If only KiaOS supported larger touch screen devices. As If I could get a phone with a 4 or 5 inch touch screen for me it would be a viable alternative to getting an Android or iphone as I don't really use any apps, I just need a phone with a web browser, whatsapp and to do calls and text. I just would be reluctant to do web browsing on a small screen that the candy bar or flip phone have
Because as a totally blind person for whom a flat slab of featureless & haptic-feedback-devoid glass is the absolute *worst* method of entering text, at least the Tap9 gives us buttons to feel, clicky noises to let us know we've pressed something, & we can do the muscle memory to reach for the next letter in the entry without faffing around trying to find it first.
Just you wait until you get old, arthritic, fat fingered, myopic, & your vaunted pseudo-smart phone turns your attempts to type into useless gibberish.
And before you dismiss feature phones as niche, consider that the Chinese buy them by the *millions* because they get the job done, do it inexpensively, & tend to last longer per charge than your average Tsetse fly during mating season at the fish pond.
The battery lasts for a week, it has a fancy blue flashing LED when a text has been received and the neatest trick is when you use it as an alarm clock it fades in the sound, so it doesn't shock you awake but just gently brings you out of your slumber with the tune of your choice. It would be nice if these features were in the new version of the 6300, but when I tried the new 3310 I was disappointed.
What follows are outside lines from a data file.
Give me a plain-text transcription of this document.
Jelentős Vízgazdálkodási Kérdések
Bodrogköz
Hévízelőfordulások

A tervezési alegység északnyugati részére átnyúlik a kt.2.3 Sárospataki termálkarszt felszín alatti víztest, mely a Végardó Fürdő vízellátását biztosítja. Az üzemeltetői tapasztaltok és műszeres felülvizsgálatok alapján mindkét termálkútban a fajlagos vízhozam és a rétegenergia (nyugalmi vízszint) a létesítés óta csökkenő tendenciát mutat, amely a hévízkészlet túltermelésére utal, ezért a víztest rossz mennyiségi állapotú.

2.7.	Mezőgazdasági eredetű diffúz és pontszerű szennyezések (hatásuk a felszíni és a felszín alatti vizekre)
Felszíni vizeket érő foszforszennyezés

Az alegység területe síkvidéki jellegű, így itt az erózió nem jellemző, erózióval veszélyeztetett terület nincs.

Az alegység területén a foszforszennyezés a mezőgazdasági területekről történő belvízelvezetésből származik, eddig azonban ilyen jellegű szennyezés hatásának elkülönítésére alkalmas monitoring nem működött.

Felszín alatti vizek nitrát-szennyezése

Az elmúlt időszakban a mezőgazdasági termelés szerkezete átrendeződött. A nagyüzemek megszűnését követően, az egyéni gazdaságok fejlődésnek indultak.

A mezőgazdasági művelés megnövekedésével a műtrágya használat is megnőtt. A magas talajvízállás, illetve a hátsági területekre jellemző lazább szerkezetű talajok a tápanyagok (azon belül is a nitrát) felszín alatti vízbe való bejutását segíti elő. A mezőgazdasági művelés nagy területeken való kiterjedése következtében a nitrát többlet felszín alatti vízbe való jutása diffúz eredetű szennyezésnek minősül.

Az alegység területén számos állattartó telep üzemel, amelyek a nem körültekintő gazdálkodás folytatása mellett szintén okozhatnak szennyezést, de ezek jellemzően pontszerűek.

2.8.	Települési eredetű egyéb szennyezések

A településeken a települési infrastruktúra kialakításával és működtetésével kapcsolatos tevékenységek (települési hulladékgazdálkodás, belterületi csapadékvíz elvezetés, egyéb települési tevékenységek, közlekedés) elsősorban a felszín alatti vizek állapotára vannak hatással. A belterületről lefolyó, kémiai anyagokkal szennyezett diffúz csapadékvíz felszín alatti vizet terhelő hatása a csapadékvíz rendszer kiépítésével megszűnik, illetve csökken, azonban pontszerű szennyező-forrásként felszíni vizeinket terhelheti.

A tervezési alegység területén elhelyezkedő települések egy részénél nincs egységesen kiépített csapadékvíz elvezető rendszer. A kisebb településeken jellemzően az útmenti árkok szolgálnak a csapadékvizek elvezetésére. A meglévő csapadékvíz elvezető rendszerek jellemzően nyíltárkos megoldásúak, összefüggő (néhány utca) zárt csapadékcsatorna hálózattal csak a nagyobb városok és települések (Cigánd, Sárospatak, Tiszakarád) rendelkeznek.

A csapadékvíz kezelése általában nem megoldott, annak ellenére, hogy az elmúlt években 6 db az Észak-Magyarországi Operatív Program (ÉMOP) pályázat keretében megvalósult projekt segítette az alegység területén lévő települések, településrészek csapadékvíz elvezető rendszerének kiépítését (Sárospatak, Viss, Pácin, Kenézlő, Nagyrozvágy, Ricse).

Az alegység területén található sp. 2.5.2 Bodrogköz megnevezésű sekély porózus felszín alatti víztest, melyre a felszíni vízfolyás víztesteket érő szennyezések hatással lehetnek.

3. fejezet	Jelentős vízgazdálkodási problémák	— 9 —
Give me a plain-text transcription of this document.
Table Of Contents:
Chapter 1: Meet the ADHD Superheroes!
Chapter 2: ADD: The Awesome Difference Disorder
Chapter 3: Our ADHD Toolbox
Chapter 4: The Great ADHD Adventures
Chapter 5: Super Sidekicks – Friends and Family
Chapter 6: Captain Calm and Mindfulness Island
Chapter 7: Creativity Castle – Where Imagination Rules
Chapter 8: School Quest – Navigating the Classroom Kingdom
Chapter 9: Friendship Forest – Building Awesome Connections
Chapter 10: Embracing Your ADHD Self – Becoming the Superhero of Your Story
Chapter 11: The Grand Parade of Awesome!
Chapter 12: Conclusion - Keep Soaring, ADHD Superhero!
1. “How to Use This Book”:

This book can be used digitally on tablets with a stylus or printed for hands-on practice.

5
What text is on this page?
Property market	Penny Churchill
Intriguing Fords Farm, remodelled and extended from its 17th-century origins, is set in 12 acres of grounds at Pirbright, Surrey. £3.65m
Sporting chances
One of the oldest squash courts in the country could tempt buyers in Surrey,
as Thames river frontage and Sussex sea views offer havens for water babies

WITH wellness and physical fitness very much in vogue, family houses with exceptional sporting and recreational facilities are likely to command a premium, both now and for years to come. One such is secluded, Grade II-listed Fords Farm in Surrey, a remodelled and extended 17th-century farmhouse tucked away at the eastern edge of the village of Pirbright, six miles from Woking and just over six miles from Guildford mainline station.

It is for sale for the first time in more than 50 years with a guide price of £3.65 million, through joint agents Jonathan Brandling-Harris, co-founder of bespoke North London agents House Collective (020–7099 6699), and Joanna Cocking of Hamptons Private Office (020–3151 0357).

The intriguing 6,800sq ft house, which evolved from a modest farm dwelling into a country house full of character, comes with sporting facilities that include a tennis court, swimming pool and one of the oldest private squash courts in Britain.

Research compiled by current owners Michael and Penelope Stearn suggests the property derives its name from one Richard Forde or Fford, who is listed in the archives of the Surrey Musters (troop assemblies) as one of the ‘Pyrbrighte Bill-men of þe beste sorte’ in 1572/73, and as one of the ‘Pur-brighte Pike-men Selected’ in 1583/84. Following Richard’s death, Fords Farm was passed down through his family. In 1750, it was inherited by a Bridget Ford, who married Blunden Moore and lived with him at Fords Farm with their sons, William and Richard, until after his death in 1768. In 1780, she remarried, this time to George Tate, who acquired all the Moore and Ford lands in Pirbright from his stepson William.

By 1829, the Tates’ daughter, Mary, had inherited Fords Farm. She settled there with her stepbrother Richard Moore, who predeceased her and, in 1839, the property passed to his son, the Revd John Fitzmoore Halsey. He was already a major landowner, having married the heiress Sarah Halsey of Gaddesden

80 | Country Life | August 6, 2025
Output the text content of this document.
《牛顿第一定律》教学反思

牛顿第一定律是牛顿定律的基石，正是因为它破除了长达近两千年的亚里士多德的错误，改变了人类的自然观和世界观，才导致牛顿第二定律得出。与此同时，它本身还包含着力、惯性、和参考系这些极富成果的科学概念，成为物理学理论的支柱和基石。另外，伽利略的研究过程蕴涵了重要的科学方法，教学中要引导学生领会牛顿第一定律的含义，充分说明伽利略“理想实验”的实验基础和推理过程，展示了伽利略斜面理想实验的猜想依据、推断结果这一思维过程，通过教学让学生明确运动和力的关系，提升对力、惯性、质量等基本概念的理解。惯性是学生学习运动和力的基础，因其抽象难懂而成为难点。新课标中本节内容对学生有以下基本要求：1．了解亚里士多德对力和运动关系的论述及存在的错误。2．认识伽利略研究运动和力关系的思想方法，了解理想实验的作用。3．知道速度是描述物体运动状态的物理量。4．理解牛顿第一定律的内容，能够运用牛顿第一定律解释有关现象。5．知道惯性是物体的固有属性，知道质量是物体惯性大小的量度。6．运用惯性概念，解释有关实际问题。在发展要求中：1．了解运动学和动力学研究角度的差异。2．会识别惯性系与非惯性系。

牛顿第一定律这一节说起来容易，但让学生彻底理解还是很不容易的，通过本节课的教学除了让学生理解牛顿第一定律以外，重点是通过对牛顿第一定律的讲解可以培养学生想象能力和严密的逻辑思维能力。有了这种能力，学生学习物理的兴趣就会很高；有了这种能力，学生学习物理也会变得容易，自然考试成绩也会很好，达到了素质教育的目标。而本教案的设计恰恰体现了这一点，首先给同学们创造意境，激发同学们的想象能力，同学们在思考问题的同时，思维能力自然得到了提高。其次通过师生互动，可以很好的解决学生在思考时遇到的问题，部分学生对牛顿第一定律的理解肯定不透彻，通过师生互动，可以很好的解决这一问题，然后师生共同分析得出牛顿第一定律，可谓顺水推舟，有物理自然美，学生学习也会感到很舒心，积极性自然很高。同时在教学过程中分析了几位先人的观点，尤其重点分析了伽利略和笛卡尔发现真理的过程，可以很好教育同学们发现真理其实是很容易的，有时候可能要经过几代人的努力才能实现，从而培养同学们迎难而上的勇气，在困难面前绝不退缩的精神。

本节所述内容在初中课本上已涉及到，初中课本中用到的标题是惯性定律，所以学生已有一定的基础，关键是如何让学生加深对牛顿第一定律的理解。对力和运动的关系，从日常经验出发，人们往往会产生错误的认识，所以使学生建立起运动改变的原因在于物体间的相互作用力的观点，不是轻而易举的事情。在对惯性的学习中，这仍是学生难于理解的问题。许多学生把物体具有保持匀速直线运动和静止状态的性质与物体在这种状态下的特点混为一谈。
My old 6300 is my bedside alarm clock. It is the second best alarm clock I've ever used due to its features like pressing the 4 does a 4 minute snooze, yet non-numeric use the default value which can be set arbitrarily. Too bad I can't put a sim in it to reset its time anymore.
Everyone using 2G and 3G phone today is soon going to find them without any signal. Plans are different between countries but 2G and 3G are going to be gone by 2030. The upgrade of simple mobile phones to 4G and 5G is going to happen because the mobile networks are getting permanent upgrade.
Around 2030 the new standard of 6G is going to be released to the market and then it is going to be 4G and 5G that is going to be turned off.